Study evaluated the ability of vitamin E and Aricept, to delay the progression of mild cognitive impairment to Alzheimer's disease

Researchers in the neurology department in the University of Arizona College of Medicine in Tucson participated in a study that evaluated the ability of vitamin E and donepezil hydrochloride, marketed as Aricept, to delay the progression of mild cognitive impairment to Alzheimer's disease.

Study results were presented July 18 at the Ninth International Conference on Alzheimer's Disease and Related Disorders in Philadelphia.

The study found, for the first time, that a drug has a limited slowing effect on the progression from mild cognitive impairment (MCI) - a memory disorder considered a strong early predictor of Alzheimer's disease (AD) -- to full-blown dementia of the Alzheimer's type.

Headed by Dr. Geoffrey Ahern, a UA professor of neurology, psychology and psychiatry, the UA clinical research group was one of 69 sites in the United States and Canada.

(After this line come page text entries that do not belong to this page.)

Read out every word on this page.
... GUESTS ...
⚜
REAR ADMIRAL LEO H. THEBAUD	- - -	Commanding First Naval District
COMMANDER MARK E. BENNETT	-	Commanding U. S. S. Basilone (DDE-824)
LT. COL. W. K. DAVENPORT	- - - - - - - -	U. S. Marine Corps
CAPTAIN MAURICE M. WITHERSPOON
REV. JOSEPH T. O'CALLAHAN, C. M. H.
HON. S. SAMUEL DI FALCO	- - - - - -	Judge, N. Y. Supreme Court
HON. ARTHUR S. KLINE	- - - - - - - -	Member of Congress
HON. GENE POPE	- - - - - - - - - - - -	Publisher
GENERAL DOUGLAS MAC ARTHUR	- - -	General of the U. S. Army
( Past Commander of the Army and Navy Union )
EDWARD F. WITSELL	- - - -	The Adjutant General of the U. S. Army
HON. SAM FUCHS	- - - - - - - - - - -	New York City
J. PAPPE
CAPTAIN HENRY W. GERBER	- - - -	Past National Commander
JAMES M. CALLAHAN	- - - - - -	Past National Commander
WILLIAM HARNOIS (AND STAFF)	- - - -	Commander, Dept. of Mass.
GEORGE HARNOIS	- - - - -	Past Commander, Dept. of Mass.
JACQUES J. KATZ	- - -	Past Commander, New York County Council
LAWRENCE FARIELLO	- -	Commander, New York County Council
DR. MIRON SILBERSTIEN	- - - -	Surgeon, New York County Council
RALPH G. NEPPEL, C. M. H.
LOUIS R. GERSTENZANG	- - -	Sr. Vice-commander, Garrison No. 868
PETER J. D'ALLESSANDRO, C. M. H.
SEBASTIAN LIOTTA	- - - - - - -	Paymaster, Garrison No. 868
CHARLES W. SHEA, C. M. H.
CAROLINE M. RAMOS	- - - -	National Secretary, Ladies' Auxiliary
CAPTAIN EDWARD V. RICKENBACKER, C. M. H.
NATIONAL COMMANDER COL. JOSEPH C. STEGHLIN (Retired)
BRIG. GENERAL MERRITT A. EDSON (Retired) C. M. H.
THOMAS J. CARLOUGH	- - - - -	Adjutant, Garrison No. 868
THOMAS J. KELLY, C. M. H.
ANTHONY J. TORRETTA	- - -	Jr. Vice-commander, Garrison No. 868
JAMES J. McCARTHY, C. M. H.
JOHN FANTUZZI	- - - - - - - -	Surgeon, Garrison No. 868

Seven-hundred and sixty-nine patients with MCI participated in the three-year trial, titled "A Randomized, Double-Blind, Placebo-Controlled Trial to Evaluate the Safety and Efficacy of Vitamin E and Donepezil HCl (Aricept) to Delay Clinical Progression from Mild Cognitive Impairment (MCI) to Alzheimer's Disease (AD). The study was led by Dr. Ronald Petersen of the Mayo Clinic in Rochester, Minn., and Dr. Leon Thal, of the University of California, San Diego.

Study participants were divided into three groups: one treated with vitamin E, one with Aricept and one with a placebo. The study investigators found that vitamin E did not slow the progression to AD. During the first 18 months of the trial, patients treated with Aricept had a reduced risk of progressing to AD compared to patients who took the placebo; the average delay in disease progression was about six months in those patients who progressed to AD.

Although patients treated with Aricept initially progressed to AD at a slower rate than patients treated with vitamin E or placebo, this risk-reduction effect was short term. By the end of the study, the risk of progression to AD was the same among all three groups.

Previous studies have shown that without treatment about 10 to 15 percent of individuals with MCI progress to AD each year. Study participants developed AD at a rate of 13 percent per year. Among those who progressed to AD, patients treated with Aricept averaged 661 days until diagnosed with AD. Those treated with vitamin E averaged 540 days and those treated with placebo averaged 484 days to AD diagnosis.

Patients with MCI are often - but not always - in a transitional state between early aging and AD. They have greater-than-normal memory problems for their age, but they do not show other symptoms of AD or other types of dementia and they can think and reason well. Researchers have found that MCI patients show atrophy in the hippocampus -- the area of the brain that controls the sorting, storage and recall of information.

The study was was sponsored by the National Institute on Aging (NIA) as part of its Alzheimer's Disease Cooperative Study (ADCS) clinical trials consortium at the University of California, San Diego, with additional support from Pfizer Inc. and Eisai Inc., the two pharmaceutical companies that market Aricept in the United States. DSM Nutritional Products of Switzerland donated the vitamin E used in the study.